Classifying relatedness between individuals has scientific and commercial applications. For instance, unrecognized population structure can lead to false positive results in genome-wide association studies. Accurate relationship classification is also required for genetic linkage analysis to identify disease-associated loci. DNA relatives matching service is a leading driver for the direct-to-consumer genetic testing market. GRAPE is an open-source Genomic RelAtedness detection PipelinE. It combines comprehensive QC, preprocessing, IBD (Identity-by-Descent) segment inference and relatedness inference in one end-to-end solution. In the new GRAPE version, we added and tested RaPID IBD inference tool for phased datasets. Its accuracy is on par with the other tools and it can process a dataset with 500K samples in 6 hours on 4 CPU cores. We significantly sped up the preprocessing part and added batch support.

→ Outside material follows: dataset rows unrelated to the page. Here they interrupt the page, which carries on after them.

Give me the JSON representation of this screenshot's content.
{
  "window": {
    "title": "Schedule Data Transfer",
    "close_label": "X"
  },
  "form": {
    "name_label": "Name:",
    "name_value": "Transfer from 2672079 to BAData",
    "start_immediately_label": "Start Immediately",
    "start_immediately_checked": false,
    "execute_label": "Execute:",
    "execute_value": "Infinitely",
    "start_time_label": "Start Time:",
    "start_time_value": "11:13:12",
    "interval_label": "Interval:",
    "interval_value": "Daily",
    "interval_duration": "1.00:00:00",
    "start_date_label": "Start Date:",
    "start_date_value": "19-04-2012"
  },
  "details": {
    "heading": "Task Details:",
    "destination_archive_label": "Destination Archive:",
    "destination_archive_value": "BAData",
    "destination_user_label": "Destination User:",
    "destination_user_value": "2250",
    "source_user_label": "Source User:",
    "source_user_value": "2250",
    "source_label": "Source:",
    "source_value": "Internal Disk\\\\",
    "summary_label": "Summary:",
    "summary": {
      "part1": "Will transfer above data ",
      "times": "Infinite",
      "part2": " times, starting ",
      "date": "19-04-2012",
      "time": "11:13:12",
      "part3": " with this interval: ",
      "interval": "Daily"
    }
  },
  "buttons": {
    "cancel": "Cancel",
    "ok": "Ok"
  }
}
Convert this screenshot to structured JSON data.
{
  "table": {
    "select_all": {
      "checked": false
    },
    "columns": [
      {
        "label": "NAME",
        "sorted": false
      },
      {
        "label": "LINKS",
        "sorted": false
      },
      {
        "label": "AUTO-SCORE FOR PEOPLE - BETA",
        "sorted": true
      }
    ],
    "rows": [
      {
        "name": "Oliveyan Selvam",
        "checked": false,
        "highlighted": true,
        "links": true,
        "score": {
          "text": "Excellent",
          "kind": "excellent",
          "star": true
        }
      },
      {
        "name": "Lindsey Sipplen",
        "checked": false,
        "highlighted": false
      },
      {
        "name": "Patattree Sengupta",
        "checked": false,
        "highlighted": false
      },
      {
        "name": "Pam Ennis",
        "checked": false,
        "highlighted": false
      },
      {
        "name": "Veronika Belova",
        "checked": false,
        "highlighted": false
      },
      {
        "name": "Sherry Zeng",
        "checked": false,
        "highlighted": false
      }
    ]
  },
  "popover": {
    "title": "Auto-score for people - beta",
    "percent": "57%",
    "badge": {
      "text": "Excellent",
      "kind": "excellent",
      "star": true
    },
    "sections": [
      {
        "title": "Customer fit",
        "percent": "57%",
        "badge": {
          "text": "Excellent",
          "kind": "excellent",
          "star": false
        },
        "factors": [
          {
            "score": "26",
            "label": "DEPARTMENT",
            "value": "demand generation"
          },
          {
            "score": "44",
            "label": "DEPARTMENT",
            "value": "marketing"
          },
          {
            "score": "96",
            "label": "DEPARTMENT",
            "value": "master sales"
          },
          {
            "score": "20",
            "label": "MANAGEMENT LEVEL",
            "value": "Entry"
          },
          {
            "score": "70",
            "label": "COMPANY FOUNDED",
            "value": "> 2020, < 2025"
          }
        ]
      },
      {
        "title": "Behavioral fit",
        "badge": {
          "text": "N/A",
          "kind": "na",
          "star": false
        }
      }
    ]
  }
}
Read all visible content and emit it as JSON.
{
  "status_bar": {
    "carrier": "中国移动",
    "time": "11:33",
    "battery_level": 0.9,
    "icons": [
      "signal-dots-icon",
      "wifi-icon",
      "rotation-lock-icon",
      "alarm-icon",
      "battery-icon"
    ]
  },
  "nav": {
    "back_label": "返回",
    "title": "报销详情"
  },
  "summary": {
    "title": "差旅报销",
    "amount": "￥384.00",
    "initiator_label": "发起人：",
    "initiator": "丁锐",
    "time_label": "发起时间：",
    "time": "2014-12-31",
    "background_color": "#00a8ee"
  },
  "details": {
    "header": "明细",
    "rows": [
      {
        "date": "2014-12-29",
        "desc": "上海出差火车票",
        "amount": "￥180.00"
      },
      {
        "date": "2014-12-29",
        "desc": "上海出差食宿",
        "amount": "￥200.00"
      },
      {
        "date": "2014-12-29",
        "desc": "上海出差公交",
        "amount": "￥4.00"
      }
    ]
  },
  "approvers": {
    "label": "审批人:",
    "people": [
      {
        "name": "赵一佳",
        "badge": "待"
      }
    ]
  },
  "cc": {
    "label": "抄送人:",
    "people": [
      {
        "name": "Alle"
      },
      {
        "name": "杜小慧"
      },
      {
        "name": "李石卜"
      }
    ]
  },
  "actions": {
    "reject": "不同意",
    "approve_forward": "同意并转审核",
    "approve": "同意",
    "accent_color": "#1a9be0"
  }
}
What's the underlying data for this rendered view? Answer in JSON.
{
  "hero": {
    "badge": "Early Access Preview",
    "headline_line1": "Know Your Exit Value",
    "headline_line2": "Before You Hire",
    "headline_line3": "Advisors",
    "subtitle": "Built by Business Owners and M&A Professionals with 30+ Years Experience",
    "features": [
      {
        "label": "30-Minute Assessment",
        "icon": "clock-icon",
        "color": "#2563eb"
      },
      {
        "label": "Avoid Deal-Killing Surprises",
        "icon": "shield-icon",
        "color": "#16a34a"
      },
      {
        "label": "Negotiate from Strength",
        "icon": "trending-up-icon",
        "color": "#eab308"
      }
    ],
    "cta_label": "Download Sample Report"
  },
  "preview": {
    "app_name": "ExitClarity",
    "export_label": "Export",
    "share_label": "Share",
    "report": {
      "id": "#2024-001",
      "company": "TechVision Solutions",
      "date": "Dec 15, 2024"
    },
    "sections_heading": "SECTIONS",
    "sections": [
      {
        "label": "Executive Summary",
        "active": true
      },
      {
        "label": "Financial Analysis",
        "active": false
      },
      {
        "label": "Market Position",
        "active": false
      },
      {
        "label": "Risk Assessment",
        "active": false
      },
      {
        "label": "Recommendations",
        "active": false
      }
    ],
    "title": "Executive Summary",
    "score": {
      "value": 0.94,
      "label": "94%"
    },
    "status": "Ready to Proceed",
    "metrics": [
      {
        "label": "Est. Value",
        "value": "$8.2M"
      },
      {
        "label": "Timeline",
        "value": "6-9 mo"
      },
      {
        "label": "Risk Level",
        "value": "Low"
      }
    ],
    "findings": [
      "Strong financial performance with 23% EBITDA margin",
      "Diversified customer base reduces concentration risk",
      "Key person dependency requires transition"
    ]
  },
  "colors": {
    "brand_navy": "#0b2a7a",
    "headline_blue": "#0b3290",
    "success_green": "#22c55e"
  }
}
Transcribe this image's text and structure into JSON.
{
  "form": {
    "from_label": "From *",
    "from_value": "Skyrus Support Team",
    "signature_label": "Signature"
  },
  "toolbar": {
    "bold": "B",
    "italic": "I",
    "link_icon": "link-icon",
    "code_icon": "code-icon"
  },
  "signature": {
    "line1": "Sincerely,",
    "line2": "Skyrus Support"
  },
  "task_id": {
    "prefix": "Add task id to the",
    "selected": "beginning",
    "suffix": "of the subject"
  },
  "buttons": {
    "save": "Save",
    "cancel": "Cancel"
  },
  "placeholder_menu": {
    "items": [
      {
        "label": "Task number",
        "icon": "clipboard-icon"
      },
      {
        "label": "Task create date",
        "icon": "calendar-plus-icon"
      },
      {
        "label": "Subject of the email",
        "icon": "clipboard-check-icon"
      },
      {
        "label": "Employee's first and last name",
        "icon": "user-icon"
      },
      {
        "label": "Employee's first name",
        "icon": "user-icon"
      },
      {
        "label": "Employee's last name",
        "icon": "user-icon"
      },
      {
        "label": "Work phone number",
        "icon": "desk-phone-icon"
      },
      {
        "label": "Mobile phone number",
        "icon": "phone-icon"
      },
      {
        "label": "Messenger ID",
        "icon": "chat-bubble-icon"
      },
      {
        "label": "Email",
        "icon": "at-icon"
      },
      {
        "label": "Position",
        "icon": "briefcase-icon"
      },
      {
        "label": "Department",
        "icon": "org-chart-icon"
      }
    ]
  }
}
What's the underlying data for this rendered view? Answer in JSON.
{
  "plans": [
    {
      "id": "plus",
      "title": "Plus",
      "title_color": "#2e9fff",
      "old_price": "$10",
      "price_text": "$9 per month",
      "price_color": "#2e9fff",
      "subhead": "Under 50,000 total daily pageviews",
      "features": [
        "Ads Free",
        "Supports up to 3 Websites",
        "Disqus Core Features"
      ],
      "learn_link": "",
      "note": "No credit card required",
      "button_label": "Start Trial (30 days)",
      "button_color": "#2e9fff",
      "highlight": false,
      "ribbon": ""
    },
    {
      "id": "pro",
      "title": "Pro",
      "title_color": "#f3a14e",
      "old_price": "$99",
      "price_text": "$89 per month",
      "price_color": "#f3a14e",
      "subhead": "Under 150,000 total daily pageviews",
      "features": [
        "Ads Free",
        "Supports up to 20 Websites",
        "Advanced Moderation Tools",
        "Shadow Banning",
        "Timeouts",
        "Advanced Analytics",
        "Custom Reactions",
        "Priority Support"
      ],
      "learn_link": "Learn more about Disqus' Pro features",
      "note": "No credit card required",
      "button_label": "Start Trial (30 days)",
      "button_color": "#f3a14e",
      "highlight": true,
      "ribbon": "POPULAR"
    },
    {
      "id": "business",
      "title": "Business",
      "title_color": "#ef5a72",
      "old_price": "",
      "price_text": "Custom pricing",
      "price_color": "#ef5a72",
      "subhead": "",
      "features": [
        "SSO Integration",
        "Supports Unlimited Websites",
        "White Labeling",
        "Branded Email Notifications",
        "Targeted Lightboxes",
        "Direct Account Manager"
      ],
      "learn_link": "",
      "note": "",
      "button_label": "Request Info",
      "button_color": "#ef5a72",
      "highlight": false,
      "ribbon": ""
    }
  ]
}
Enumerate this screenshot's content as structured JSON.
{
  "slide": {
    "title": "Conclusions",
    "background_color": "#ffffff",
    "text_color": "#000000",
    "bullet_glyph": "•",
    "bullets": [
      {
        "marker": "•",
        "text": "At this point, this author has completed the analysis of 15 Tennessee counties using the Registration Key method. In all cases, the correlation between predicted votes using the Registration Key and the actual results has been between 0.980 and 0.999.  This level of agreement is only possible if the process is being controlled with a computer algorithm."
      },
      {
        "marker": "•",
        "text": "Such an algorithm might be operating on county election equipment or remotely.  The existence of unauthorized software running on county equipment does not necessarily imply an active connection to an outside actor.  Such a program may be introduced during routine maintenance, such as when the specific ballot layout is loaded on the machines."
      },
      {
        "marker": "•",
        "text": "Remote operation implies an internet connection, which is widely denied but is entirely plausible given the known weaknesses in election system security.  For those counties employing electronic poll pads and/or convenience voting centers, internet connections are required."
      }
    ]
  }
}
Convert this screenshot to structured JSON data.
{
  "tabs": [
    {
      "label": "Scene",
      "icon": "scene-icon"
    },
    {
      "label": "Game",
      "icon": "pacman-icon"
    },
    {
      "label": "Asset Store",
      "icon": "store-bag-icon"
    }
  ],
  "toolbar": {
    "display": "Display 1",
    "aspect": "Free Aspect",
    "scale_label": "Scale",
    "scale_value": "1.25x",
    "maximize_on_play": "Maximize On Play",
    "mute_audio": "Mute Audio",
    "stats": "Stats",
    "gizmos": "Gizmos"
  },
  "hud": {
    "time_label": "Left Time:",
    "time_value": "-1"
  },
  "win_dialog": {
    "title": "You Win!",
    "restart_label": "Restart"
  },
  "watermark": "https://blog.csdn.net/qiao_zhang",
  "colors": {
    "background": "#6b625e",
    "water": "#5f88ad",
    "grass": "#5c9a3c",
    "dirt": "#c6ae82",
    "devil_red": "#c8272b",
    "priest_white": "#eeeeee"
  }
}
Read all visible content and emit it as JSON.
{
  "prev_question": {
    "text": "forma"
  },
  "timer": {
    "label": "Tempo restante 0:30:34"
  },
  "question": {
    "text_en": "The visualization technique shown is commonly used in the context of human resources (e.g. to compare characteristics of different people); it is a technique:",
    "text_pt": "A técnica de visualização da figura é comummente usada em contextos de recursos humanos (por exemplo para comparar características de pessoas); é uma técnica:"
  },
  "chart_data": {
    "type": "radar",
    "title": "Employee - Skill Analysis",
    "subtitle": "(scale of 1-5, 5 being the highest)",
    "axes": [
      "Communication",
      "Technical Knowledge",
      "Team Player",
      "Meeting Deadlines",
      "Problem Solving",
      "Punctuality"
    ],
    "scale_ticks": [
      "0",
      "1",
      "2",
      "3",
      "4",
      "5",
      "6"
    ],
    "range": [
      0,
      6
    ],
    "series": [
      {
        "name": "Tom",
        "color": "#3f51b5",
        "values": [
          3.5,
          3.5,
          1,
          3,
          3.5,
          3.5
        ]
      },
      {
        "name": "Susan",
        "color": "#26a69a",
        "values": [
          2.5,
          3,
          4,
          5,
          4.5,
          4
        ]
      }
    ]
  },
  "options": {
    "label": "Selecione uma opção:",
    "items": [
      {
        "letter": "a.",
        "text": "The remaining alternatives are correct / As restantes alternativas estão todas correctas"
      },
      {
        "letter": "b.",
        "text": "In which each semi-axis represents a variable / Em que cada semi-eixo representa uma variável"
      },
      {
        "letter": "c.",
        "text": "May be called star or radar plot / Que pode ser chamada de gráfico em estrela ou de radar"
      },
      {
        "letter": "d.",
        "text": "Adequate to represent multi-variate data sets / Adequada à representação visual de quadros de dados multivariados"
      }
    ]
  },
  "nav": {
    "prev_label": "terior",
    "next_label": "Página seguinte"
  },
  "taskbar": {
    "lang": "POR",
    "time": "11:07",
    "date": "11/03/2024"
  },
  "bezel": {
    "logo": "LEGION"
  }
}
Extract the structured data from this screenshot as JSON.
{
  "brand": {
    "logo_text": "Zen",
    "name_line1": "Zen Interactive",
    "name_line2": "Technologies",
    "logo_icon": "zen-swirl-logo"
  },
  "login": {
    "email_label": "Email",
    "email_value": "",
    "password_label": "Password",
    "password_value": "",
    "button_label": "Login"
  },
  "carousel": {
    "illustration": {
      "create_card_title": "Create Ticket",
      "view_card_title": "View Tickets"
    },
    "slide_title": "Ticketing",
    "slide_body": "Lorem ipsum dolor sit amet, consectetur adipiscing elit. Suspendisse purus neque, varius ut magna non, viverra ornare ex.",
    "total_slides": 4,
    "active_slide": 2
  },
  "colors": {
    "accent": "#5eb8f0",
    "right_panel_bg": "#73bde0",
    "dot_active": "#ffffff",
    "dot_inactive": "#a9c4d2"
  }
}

We also improved the post-processing of IBD segments and relatedness inference so it can handle tens of millions of IBD segments without using more than 16GB of RAM. Other minor changes include the development of the simulation workflow to create datasets with up to 500K samples with the single command and the workflow to remove all relatives from the input file. GRAPE is available from: https://github.com/genxnetwork/grape

PhyloGenes: A web-based tool for plant gene function inference using phylogenetics
Track: BOSC
  • Swapnil Sawant, Phoenix Bioinformatics, United States
  • Tanya Berardini, Phoenix Bioinformatics, United States
  • Trilok Prithvi, Phoenix Bioinformatics, United States
  • Peifen Zhang, Computercraft Corporation (for NCBI), United States


Presentation Overview: Show

PhyloGenes (phylogenes.org) is a web-based bioinformatics tool that that leverages advanced search and indexing technology based on Apache Solr to index and analyze genes and phylogenetic trees of over 8,000 gene families across 50 organisms, including 40 plant species. It integrates experimental and phylogenetically-inferred gene function annotations, publications, and sequence alignments from PantherDB, Gene Ontology, and UniProt and displays them using interactive and efficient visualization tools based on D3.js. By presenting information in a way that visually reflects phylogenetic relationships, PhyloGenes facilitates more effective inference of gene function. By making annotation evidence and sources and other metadata clearly visible and traceable, PhyloGenes will improve the accuracy of inferred gene functions. PhyloGenes enables users to address research questions such as identifying orthologs, predict unknown gene function, and discover novel gene families in plants. PhyloGenes contributes to the open source bioinformatics ecosystem by providing a visually intuitive, robust, and transparent solution for gene function inference that could be adapted to other sets of organisms.